Here at the DIY HQ, we bill ourselves as covering three different types of video game news: indie games, independent games, and student games. Despite that, however, we are constantly getting asked why we don’t cover such and such at the same time as others complain that we are covering games that aren’t necessarily “indie.” Because of that I’ve decided to write up a little piece on just what’s what here at DIYgamer.
As I said above, we cover indie games, independent games, and student games. While the latter of the three may seem kind of obvious, the former two options get a little more muddled in definition. I mean, just by looking at it it would seem that indie and independent are the same things right? While that may be true in some places, it isn’t necessarily so here.
Here’s how we break things down:
We cover lots and lots of indie games here. In fact, of the three categories we write about, we probably cover indie games about twice as much as the other two combined.
Indie games are almost exactly what you think of when you think “indie.” These are small time games that have no marketing arm, and generally very little funding. These games often get released for free or for very little money. In every definition of the word, these games truly live up to the oft-coveted “indie” stigma where most of the time anywhere from one and four people are developing the game.
Honestly, these are our favorite games to write about here at DIY. While it may not be as flashy as writing about the next Call of Duty, complete with publisher/developer mail swag, events, etc., the idea that we’re helping spread the word about a game nobody else has ever heard of it a true delight and, in all honesty, helping these guys out are why I created this blog in the first place.
On the other side of the small-time video game world we have independent games. While we don’t cover these as much, we most certainly make every effort to get in as much independent gaming news as well.
While you may be thinking the two are one in the same, to us they’re different. But that’s OK. An independent game, to us, is a game that is a larger company, consisting of 10+ staff members or so (we don’t work this stuff down to a science), that maintains it’s projects are 100% funded by themselves even if they are published by a larger company.
These are typically games and game companies that don’t get much media attention because they aren’t really large games, but at the same time they large enough so that some indie-only places don’t report on them either. It’s kind of a cruel middle zone where your both too large and too small at the same time. Because of that we make every attempt to give them some attention as well.
Of course there is a limit here as well. Companies like Valve may be independent, but we absolutely wouldn’t be reporting about them here. It’s usually something we play by ear, so to say.
In the past, some of the stuff we’ve covered we’ve gotten criticized for. I know, it’s odd, but we have actually gotten criticized for covering content that others didn’t think we should be covering. Crazy right? I mean, clearly there are enough indie games to solely focus on that, right? Absolutely. But that’s not the reason why we’ve deviated from only covering those games unlike a few other blogs out there.

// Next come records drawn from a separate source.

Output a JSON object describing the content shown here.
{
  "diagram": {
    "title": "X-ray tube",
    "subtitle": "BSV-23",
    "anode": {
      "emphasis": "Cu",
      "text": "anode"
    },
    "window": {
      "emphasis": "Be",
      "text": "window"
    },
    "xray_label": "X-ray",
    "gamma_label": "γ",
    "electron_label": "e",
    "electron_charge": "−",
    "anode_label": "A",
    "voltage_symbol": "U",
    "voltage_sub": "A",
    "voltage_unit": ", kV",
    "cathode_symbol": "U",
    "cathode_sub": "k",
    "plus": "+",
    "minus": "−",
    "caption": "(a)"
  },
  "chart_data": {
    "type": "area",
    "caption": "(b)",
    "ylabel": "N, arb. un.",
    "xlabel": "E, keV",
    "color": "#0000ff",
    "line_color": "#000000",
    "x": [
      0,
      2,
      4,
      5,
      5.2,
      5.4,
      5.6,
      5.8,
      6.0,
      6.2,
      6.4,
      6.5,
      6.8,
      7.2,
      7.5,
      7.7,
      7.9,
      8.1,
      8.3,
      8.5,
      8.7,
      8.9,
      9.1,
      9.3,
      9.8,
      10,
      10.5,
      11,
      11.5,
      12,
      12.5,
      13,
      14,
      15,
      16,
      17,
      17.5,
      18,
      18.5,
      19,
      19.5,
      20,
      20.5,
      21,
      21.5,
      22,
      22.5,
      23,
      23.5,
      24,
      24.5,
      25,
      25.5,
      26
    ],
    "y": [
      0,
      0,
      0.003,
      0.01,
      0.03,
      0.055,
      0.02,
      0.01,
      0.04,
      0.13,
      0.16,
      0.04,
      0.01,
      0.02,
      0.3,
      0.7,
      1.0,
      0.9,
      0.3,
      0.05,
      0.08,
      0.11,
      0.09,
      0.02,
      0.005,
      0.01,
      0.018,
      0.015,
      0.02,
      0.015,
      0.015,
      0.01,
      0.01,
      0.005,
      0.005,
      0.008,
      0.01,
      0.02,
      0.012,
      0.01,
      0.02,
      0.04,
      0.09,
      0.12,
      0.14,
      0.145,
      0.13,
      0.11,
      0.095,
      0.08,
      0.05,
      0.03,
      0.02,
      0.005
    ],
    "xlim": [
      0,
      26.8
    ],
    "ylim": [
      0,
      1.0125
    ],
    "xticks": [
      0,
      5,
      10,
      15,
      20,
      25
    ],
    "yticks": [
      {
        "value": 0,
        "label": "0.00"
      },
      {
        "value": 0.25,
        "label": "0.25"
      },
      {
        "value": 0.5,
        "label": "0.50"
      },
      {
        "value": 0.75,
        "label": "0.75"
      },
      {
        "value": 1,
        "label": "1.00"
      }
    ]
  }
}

The simple fact of the matter is that it’s pretty damn hard to figure out just what is indie and what is independent these days. Take Machinarium, as an example. This is clearly an indie game, right? Most would argue so, but the developer Amanita Design may not actually be all that indie as they’ve done project work for BBC, Nike, and bands such as The Polyphonic Spree in the past. Is that the type of studio that can really claim to be indie? Honestly, I don’t know.
I’m not knocking Amanita here. I love those guys and Machinarium was my pick for indie game of the year for 2009. Despite that, however, they’re one of those companies where things get a little foggy in the “is it, or isn’t it” indie game debate.
Because of these issues, we’ve always stood by our original goal to cover indie, independent, and student games. It’s simply too much of a chore to sit down and meticulously go over each and every game and game companies details to figure out what’s what.
Of course, these definitions of indie and independent are our own. We make no claims to be the decider of what those terms mean.
I just hope this helps clear up why we continue to cover games like Shank (which is published by EA), Trine 2 (which is published by Atlus) and Paradox Interactive games. Despite the two former being poublished by large companies, they are still funded by themselves. Additionally, Paradox Interactive always funds it’s games by itself.